Yoske Harari, head of the Fellowship for Ron Arad's Release, charged that Nasrallah could not be trusted and that his promises toward Israel were almost worthless.

"Nasrallah is a bigger liar than [Palestinian Authority Chairman Yasser] Arafat, and therefore we cannot rely on what he says. I call on him to prove me wrong," Harari told The Jerusalem Post.

Senior sources in his office rejected allegations that Prime Minister Ariel Sharon has avoided meeting members of the families of missing Israelis and their representatives. "The precise opposite is the case. This issue has always been a top priority on the prime minister's agenda and his door is always open to members of the families who wish to meet him," said a senior source.
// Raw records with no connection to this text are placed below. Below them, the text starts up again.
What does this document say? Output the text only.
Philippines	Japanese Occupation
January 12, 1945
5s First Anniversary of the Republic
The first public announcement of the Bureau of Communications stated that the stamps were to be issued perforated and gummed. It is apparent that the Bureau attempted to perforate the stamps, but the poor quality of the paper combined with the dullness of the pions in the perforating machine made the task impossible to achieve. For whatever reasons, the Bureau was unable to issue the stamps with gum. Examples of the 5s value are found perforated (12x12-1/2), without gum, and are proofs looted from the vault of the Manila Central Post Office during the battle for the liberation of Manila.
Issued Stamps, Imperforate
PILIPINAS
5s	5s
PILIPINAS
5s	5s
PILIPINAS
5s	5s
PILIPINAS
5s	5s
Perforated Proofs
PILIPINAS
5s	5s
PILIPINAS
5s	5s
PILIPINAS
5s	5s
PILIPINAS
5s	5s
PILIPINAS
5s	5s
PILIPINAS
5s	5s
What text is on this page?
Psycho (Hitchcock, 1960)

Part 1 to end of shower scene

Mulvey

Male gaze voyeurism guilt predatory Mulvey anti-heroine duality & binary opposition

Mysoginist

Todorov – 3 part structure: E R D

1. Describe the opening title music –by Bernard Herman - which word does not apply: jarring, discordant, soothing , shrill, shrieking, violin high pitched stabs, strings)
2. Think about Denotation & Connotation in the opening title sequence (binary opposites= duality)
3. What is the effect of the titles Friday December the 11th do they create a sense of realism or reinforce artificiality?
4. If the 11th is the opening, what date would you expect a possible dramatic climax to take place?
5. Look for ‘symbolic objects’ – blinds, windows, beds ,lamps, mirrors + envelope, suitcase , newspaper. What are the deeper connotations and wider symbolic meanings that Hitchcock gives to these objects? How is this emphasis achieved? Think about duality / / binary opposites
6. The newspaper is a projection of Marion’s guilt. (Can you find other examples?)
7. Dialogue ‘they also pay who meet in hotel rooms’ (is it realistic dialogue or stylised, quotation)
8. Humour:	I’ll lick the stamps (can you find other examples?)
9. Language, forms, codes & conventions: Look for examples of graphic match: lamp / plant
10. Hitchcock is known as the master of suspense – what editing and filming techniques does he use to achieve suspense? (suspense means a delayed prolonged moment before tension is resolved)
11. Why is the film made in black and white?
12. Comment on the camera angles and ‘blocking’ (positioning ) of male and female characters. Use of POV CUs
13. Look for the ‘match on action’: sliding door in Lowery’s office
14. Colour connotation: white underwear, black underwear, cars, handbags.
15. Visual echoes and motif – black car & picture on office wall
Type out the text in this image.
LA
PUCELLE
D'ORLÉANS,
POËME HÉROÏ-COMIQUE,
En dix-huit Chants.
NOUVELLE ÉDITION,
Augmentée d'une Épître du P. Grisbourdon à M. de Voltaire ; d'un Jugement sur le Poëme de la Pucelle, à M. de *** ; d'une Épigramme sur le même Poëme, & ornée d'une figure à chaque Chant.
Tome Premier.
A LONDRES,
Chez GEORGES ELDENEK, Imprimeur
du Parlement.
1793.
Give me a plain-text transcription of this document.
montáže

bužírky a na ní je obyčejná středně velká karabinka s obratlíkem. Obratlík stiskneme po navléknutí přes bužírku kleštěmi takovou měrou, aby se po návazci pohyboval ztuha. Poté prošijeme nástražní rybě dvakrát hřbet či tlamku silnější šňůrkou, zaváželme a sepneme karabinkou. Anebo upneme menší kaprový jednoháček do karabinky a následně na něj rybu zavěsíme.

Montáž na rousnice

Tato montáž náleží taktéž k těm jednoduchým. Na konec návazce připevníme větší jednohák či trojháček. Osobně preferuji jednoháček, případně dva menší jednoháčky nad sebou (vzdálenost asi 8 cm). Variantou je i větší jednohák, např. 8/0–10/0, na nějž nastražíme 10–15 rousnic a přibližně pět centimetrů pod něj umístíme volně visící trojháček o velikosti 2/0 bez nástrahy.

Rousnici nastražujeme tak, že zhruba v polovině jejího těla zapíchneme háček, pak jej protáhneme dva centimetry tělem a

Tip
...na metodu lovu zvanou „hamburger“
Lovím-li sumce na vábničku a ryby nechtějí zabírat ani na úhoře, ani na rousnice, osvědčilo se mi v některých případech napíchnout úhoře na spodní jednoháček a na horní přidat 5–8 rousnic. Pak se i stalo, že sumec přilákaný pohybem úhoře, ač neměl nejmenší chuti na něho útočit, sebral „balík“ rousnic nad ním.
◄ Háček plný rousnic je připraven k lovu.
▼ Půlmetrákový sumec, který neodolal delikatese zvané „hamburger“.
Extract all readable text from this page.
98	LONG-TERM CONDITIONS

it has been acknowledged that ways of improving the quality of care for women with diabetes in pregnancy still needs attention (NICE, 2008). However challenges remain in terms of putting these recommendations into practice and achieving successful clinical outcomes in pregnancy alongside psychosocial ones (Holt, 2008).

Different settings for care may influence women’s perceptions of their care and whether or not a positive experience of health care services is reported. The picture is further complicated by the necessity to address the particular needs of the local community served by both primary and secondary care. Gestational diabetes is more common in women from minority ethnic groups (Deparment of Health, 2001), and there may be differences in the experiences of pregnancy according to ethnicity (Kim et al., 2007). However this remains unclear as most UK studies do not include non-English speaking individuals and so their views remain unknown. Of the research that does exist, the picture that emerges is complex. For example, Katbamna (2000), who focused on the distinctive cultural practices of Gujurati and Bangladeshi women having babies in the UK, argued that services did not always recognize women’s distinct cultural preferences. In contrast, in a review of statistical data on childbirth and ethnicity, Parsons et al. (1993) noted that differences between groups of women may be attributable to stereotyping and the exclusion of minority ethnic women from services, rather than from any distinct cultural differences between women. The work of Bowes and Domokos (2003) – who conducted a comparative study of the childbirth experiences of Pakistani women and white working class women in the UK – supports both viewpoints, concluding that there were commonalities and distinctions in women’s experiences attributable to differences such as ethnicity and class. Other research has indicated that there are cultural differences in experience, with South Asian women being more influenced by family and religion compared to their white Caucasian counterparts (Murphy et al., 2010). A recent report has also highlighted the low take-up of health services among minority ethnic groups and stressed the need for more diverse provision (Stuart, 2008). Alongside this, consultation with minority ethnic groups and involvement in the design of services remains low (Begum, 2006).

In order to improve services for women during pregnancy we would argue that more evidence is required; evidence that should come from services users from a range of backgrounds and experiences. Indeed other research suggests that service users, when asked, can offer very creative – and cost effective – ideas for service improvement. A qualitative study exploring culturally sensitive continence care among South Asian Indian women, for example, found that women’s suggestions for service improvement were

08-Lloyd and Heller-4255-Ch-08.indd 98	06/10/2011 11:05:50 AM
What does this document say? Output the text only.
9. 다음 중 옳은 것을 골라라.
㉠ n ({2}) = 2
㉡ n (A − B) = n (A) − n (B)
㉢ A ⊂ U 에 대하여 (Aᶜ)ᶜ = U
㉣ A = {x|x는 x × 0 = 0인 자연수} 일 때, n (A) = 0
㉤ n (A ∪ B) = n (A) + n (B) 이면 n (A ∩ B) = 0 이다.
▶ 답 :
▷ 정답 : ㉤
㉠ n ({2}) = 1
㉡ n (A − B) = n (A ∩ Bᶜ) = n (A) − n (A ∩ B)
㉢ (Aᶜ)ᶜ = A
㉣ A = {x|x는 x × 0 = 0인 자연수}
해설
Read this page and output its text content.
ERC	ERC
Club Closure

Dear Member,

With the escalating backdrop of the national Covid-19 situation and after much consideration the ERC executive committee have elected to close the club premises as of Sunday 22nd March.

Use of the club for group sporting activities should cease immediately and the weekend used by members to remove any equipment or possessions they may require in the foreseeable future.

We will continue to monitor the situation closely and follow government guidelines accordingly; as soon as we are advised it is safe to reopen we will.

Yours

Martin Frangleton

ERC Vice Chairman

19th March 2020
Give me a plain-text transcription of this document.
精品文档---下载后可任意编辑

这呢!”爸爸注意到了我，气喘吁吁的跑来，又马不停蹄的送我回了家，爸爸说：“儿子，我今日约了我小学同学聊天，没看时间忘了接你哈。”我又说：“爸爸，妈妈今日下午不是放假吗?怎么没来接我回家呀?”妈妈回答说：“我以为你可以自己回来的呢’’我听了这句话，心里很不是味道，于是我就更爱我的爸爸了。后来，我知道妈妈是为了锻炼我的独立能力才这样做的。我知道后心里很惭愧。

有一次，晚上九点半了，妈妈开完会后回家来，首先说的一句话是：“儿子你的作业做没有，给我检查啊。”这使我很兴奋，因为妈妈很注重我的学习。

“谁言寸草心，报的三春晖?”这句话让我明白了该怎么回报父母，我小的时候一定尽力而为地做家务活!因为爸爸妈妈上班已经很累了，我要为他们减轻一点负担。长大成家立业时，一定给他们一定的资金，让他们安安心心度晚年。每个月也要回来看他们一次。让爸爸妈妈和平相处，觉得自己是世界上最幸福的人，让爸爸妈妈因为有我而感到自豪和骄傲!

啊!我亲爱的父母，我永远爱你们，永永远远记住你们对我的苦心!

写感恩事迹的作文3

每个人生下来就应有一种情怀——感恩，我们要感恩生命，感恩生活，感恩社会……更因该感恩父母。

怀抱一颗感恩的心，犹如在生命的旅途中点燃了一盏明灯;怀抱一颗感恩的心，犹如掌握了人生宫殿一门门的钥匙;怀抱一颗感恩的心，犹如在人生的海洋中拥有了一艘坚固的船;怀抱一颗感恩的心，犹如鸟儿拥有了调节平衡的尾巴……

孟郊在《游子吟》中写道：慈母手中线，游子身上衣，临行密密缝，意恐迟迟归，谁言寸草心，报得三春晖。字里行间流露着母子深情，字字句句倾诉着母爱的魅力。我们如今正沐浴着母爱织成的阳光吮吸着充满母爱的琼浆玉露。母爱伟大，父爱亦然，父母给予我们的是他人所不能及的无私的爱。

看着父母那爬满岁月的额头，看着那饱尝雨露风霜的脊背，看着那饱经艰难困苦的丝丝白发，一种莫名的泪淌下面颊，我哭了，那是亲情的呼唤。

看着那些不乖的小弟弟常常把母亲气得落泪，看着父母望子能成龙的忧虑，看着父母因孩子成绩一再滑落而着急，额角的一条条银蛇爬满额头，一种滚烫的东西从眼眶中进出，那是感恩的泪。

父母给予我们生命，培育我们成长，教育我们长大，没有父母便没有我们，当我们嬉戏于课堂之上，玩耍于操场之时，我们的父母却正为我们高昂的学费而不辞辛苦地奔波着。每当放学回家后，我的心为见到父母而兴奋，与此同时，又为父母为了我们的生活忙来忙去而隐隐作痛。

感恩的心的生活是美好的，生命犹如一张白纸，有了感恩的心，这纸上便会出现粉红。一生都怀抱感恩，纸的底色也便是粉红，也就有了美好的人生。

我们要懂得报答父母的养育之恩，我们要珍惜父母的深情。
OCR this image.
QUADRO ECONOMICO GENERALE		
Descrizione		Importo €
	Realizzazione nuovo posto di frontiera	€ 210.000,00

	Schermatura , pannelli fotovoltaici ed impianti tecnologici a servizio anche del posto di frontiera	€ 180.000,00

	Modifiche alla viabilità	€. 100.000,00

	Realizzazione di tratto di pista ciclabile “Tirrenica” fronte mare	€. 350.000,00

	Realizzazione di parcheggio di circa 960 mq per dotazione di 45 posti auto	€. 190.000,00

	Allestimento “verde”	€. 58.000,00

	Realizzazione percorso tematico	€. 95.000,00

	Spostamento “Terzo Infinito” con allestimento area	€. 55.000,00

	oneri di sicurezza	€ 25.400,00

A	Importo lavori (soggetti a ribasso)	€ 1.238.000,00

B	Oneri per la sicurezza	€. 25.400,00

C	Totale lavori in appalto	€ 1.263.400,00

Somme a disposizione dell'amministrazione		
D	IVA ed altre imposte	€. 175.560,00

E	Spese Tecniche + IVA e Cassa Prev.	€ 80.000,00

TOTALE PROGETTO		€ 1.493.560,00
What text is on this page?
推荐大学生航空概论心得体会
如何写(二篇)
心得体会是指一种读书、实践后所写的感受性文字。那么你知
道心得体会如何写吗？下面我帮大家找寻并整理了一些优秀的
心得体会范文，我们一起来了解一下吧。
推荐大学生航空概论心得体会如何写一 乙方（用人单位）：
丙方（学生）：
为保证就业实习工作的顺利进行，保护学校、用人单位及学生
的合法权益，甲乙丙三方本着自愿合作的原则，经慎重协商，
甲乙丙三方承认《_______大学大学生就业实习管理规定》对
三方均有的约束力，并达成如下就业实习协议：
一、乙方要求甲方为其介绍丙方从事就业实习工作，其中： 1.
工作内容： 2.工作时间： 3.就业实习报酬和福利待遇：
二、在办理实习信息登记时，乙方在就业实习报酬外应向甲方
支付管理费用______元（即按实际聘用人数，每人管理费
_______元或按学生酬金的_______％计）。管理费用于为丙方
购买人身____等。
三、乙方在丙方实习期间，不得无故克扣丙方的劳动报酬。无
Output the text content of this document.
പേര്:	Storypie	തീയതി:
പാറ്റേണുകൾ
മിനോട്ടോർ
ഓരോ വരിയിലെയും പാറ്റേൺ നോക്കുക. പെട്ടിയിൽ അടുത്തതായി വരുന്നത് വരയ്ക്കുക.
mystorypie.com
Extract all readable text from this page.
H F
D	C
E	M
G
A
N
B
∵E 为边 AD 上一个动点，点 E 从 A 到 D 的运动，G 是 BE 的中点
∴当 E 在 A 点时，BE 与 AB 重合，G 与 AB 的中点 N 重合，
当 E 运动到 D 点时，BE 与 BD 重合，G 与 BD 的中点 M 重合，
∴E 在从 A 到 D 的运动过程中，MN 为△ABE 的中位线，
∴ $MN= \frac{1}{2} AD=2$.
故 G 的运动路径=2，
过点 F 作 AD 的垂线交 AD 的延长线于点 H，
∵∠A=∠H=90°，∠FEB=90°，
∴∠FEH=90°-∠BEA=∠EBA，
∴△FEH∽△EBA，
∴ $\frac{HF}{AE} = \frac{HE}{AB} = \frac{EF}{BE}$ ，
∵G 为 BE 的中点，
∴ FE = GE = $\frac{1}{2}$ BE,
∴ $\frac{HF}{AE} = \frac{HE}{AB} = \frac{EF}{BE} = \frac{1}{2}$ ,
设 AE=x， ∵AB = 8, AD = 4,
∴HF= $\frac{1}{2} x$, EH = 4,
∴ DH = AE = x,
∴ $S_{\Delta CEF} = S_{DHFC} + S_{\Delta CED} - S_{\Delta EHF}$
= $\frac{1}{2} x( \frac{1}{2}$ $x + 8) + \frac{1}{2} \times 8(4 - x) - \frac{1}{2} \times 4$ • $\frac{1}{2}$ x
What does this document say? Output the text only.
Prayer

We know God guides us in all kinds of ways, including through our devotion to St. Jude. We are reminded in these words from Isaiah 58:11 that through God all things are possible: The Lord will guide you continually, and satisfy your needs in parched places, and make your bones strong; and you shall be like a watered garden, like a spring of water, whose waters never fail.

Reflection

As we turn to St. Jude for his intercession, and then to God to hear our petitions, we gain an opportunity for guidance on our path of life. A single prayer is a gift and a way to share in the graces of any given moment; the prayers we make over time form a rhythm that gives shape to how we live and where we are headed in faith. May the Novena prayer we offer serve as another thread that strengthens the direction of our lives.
"No prime minister has or would ever abandon any missing Israelis, and especially not this prime minister."

Regarding the claim that Sharon knows Arad is alive and has been hiding this information, the source said he did not wish to make any reference, because "any comments on this would only damage the very delicate situation that exists. The less said, the better."

Nasrallah reportedly said the massive prisoner swap "is about to be carried out." He has apparently code-named the operation "Freedom Definite."

According to a report in the Palestinian newspaper Al-Quds, the head of the Israeli negotiating team left for Berlin on Sunday and met with German mediator Ernest Uhrlau in an effort to complete the final details of the agreement.

Al-Quds quoted Israeli sources as saying that negotiations are likely to be concluded in a matter of days.

The report quoted a senior PA source, allegedly close to the deal, as saying that West Bank Fatah leader Marwan Barghouti tops the list of Palestinians that Hizbullah is seeking to free, although negotiations are continuing over the names.

Barghouti is on trial on charges relating to terrorist atrocities in which 26 people were killed. He has been detained since being snatched by security forces from his West Bank hideout about a year ago.

The PA source also maintained that as part of the negotiations, Hizbullah had asked Hamas, Islamic Jihad, and even Arafat's mainstream Fatah organization to formulate lists of those detainees they would like to see released.

Barghouti tops all three lists, the source said. Barghouti is increasingly seen as a possible successor to Arafat, and his popularity has been boosted by more than a year spent in jail.

Observers here, however, maintained that the PA has not been involved in the negotiations and that the inclusion of Barghouti in any proposed deal represents, for now at least, wishful thinking.

According to Nasrallah, hundreds of Palestinian and Arab prisoners would be freed in exchange for the release of the Israeli captives Hizbullah has been holding since October 2000. The exchange will involve the release of 19 Lebanese prisoners, the delivery of all remaining bodies of Hizbullah terrorists in Israel, and a supply of maps showing the minefields the IDF left behind in South Lebanon following its withdrawal in 2000.

Nasrallah said Hizbullah recently allowed a German mediator to see Tannenbaum to make sure he is alive and well and to carry a written letter from the retired IDF colonel to his relatives.

In exchange, the government allowed the mediator to visit Abdel Karim Obeid and Mustafa Dirani two Lebanese leaders it snatched in the late 1980s and early 1990s in order to win the release of Arad in prison and carry letters from them to their families in Lebanon, Nasrallah was quoted as saying.

Israel, reportedly, would free Obeid and Dirani.

Hizbullah is trying to free those who might not win release in negotiations between Israel and the PA, including prisoners with life sentences and those convicted of killing Israelis, the Palestinian source said.

Nasrallah said one Hizbullah condition to finalize the deal was a pledge from Israel to help reveal the fate of three Iranian diplomats and their Lebanese driver, who went missing at a Lebanese Christian militia checkpoint as they were fleeing Israel's incursion into Lebanon during Operation Peace for Galilee in 1982.